The accuracy of diagnostic testing is key in informing malaria case management, however, data on the performance of malaria diagnostics in private health facilities in Uganda is still limited. We evaluated the accuracy of malaria microscopy and factors associated with inaccurate microscopy in 16 private facilities in Entebbe municipality, Uganda. Our findings show that although the accuracy and negative predictive values of the facility-based microscopy in the participating facilities was very high, the positive predictive value was relatively poor (63.0%), with over 1/3rd of the patients diagnosed with malaria not actually having malaria. The factors associated with a participant having inaccurate malaria smear results included having the smear read by a technician having less than five years’ experience in reading malaria smears and having smears read by a technician whose facility was examining less than 5 smears a day.
Accurate diagnosis of malaria is vital for effective management and control of malaria. In Uganda, microscopy remains the gold standard for malaria diagnosis [3]. Malaria microscopy has advantages over rapid diagnostic tests (RDTs) in that it can be used to differentiate malaria species and quantify the parasitaemia and therefore is more informative in terms of the most appropriate care to provide a patient [20]. In this study, microscopy was highly accurate, however, one third of the patients diagnosed as having malaria did not actually have the disease. These results provide some assurance that microscopy is still a reliable tool for detecting patients with malaria that present to the private health sector in Uganda. However, the results also raise concerns that a number of patients diagnosed with malaria in this setting, where most patients are first treated in the country [21] may not actually have the disease, resulting in over-diagnosis of malaria. Overdiagnosis of malaria is of concern as it results in antimalarial drug misuse which may increase the risk of drug resistance, costs to the patient, and missing the true diagnosis for the presenting symptoms.
Although present, the observed rates of malaria over-diagnosis study are still much lower than what has been previously recorded in the country. Outpatient malaria over-diagnosis rates are massive in Uganda, reaching as high as 79% in public health facilities [6, 22]. Some improvement in malaria microscopy has been realized in the last decade, and this has been attributed to in-service training and continuous support supervision [16, 23]. However, in this study, to the best of our knowledge, no in-service training activities have been conducted in the private facilities in the study area in the last 10 years. We therefore do not attribute the differences in performance observed in this study to in service training, but may be due to the facilities taking care of fewer manageable numbers of patients compared to the overwhelming patient loads in public facilities, allowing them time to correctly stain and examine the slides.
It is also important to note that only two of the laboratory technicians were responsible for majority of the inaccurate results. Poor microscopy has been associated with multiple factors including; 1) poor training, supervision, and skills maintenance, 2) poor slide preparation techniques, 3) very heavy workloads, 4) poor condition of the microscope, and 5) lack of quality essential laboratory supplies [24–26]. In this study, the experience of the laboratory technologist conducting the smear reading was significantly associated with having inaccurate results. Experience in this study was through either reading many blood smears a day or having more years of reading malaria smears. Experience has previously been highlighted as an important factor in improving the accuracy of malaria microscopy[27] and the WHO recommends reading of at least 10 slides a month in order to maintain the competence of correctly trained microscopists [28].

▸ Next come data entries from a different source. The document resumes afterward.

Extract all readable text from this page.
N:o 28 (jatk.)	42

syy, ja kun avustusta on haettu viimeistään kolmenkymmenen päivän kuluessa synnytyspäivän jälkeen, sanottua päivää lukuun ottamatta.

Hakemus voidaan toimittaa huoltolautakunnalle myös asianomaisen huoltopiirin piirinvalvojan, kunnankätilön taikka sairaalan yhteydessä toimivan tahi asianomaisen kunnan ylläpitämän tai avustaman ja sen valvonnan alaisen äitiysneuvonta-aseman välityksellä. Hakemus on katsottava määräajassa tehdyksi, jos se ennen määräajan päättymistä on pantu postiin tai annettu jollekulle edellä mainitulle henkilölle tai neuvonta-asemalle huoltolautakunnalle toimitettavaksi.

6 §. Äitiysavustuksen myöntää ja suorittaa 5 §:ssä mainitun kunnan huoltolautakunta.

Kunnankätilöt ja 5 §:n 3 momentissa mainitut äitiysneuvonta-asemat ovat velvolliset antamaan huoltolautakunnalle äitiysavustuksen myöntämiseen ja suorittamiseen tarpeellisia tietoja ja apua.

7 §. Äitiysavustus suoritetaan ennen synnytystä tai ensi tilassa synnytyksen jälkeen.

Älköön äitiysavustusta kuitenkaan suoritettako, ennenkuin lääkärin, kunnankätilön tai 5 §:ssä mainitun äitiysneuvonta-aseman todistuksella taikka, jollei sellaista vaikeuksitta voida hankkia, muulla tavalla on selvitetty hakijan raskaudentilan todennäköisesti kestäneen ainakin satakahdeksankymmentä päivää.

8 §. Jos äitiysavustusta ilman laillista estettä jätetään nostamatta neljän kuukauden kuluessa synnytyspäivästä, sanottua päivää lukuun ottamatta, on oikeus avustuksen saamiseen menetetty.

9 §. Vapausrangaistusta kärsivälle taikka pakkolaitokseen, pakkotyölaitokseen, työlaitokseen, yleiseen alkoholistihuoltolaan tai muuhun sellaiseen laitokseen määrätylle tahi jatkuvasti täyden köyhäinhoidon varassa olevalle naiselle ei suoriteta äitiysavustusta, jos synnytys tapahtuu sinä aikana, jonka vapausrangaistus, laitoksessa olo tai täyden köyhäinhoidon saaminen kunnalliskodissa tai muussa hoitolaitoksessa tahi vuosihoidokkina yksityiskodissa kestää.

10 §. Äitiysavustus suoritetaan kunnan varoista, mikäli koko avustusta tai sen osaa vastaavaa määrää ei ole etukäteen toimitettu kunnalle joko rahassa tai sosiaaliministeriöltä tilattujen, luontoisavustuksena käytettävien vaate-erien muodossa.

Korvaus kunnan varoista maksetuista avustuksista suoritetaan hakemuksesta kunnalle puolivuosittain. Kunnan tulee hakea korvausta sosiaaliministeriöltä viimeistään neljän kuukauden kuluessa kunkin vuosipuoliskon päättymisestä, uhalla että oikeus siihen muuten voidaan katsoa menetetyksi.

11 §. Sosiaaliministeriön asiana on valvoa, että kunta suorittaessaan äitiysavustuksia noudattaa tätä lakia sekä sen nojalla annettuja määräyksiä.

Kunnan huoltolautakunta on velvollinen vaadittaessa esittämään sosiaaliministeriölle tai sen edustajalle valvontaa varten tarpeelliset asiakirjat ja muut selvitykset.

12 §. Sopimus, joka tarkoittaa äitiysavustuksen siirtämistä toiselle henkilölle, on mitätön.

The team recognizes some limitations in the study including; 1) The study team was stationed at the participating facilities and conducted exit interview with patients seen in the laboratory. This could have modified the behavior of the laboratory technologists such that more attention was paid to the smear reading than routinely practiced. Indeed studies have reported that medical personnel often modify behavior when they are aware that they are being observed [29]. We attempted to minimize this by not revealing to the facility personnel that the disease of interest was malaria but were interested in patients sent to the laboratory. In addition, the study staff spent up to two months at the facilities and we believe that any change in routine practices that may have occurred at the start of the study may have been reverted by the time the study came to an end which is what is often observed in similar studies [29]. 2) Entebbe municipality is an urban area with unique characteristics that may not be similar to other regions in Uganda and thus limiting the generalizability of results to settings similar to the study area.
In conclusion, the accuracy of malaria microscopy in the private facilities in Entebbe Municipality was high, although one third of patients diagnosed with malaria did not have the disease. Majority of the errors in smear readings were made by two laboratory technicians, and the main factor associated with inaccurate smear results was low experience in malaria microscopy. In-service training may be sufficient to eliminate inaccurate smear results in this setting, and these private facilities would be ideal model facilities to improve the quality of malaria microscopy in Uganda especially in the public sector.